2. AFAIK (using the terminology of <http://www.newty.de/fpt/functor.html>,
you can't have a TSpecificFunctor member in the event class and
initialise it, it has to be a TSpecificFunctor*. Which in turn
means that at the sender side you either have instances of all
possibly required functor classes available and assign the
TSpecificFunctor* in the event from one of them, or you have to
use new() to allocate one. The former is extremely clumsy, and
the latter shouldn't be done in a RT context.
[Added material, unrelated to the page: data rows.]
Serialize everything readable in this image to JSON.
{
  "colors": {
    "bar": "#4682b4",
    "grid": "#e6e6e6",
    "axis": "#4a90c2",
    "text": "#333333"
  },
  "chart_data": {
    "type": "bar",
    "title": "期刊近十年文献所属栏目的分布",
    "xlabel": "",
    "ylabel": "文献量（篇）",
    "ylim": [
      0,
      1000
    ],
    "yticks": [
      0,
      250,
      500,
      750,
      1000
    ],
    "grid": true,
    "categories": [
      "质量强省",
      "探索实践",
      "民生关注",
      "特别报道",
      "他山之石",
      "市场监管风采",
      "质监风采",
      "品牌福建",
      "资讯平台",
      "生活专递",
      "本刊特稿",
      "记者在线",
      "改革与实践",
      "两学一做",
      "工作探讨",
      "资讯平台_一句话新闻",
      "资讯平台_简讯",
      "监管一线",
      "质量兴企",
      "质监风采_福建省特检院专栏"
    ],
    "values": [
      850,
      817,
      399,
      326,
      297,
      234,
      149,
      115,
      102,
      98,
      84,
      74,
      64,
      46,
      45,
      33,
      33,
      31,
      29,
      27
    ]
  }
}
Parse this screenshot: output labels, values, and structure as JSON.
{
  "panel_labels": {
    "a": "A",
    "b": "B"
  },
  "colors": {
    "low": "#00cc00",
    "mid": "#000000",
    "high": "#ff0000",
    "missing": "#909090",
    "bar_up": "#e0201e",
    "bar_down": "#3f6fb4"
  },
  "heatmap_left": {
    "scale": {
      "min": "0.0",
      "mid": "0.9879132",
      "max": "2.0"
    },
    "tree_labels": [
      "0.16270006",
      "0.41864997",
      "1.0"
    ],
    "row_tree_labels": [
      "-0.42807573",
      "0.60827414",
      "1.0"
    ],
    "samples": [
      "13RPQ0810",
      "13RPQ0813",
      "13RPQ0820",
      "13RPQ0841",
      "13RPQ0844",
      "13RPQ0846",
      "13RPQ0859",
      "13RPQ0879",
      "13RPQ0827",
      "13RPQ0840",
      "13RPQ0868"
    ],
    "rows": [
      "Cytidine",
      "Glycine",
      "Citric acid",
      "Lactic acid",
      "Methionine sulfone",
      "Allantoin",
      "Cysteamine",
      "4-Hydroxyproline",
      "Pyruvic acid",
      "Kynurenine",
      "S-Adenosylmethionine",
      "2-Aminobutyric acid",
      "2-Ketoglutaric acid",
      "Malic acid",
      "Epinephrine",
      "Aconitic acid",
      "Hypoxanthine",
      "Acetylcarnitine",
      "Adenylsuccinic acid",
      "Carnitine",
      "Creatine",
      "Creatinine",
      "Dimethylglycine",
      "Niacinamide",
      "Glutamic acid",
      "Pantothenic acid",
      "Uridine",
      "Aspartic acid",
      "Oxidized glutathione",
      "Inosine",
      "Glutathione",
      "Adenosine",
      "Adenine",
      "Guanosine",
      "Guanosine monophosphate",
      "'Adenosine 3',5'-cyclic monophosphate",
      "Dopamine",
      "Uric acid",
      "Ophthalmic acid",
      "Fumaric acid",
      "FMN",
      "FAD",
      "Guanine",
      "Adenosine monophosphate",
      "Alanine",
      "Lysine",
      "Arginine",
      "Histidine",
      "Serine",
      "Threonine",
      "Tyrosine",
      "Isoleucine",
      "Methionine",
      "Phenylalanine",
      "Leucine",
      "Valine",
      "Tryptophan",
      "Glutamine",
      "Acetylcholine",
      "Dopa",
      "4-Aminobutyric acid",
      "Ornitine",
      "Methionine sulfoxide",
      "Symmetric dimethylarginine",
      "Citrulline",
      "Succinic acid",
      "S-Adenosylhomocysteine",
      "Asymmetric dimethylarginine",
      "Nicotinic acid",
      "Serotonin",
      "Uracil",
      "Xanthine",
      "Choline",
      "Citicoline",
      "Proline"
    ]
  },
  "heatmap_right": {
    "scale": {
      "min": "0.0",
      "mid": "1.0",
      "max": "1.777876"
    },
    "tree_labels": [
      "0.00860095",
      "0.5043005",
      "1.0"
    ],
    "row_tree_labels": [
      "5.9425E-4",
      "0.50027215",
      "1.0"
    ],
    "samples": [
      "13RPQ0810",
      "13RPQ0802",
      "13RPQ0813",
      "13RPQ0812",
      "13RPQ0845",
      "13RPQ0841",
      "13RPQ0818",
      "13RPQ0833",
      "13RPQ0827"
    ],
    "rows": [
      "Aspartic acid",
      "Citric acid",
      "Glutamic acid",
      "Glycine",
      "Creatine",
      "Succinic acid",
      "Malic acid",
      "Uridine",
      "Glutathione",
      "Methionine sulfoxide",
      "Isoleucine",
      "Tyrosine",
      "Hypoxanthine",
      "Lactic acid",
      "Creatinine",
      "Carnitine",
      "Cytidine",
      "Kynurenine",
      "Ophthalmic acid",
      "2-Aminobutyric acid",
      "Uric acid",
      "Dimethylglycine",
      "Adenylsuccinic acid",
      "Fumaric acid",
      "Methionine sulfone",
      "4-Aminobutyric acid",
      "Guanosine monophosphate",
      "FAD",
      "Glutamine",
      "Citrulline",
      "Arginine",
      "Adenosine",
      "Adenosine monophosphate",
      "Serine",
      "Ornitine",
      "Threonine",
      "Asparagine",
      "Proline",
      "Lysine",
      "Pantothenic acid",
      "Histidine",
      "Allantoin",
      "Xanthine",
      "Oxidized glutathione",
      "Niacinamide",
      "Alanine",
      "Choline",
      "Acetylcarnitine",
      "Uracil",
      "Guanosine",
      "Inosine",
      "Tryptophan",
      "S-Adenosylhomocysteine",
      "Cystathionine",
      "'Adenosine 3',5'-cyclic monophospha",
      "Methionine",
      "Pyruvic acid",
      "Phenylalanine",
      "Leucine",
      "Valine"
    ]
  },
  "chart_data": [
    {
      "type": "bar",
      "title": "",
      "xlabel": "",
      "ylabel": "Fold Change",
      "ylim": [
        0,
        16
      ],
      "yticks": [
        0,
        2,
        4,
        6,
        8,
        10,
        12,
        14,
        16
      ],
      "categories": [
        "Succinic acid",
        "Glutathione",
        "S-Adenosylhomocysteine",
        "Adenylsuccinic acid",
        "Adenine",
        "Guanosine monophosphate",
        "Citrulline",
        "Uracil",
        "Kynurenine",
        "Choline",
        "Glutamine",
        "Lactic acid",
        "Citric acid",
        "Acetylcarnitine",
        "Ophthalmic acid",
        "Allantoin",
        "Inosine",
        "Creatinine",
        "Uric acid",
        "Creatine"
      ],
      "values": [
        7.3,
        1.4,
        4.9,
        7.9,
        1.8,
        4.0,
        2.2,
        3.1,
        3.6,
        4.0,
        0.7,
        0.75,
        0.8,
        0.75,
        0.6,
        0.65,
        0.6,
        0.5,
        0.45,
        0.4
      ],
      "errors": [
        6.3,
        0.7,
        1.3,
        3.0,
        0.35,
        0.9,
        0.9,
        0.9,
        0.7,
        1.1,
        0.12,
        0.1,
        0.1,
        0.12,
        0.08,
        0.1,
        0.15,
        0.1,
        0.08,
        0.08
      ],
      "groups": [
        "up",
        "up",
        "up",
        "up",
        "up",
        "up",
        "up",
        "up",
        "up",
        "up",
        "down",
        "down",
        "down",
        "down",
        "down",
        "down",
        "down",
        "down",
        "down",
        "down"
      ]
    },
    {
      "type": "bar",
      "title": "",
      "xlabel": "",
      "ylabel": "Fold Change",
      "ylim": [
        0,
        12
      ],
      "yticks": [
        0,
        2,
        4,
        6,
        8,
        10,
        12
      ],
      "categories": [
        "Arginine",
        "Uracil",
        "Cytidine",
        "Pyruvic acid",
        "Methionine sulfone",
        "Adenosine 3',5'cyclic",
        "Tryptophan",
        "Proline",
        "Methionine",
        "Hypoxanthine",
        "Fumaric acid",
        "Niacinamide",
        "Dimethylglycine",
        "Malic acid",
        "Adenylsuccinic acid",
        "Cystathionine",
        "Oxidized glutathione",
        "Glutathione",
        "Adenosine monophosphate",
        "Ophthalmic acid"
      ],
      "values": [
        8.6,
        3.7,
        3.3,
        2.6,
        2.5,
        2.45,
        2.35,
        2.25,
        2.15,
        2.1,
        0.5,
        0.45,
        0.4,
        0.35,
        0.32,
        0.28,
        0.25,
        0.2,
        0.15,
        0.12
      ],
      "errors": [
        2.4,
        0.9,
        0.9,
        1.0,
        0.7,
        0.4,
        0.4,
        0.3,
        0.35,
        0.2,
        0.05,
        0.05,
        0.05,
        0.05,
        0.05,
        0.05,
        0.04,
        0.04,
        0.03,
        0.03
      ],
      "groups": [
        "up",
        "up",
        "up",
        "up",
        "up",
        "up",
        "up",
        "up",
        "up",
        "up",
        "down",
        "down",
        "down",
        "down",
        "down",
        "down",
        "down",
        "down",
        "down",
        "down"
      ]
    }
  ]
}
i'm pretty confused by what you've written here. i use functors which
have copy semantics, and the "event" classes that contain a functor do
not contain a pointer to a functor, but a functor that is copied. this
is the base class:
struct BaseRequestObject {
RequestType type;
bool valid;
InvalidationRecord* invalidation;
boost::function<void()> the_slot;
BaseRequestObject() : valid (true), invalidation (0) {}
};
the "type" member is still there, but differentiates between requests
that require use of the functor ("the_slot") and those that are just
an enum that can be handled with no data (e.g. telling an event
loop/thread to quit).
What I'm missing in C++ is a built-in
'functor' type that can
simply be assigned from any object::method, with the user being
responsible for the existence of the object and for supplying the
right arguments at the time the functor is called.
both boost::function and sigc::mem_fun serve these roles for me. i've
stopped using sigc::mem_fun for anything other than GUI event
callbacks because sigc++ is fundamentally not thread safe, but the
easy syntax of both these forms is similar.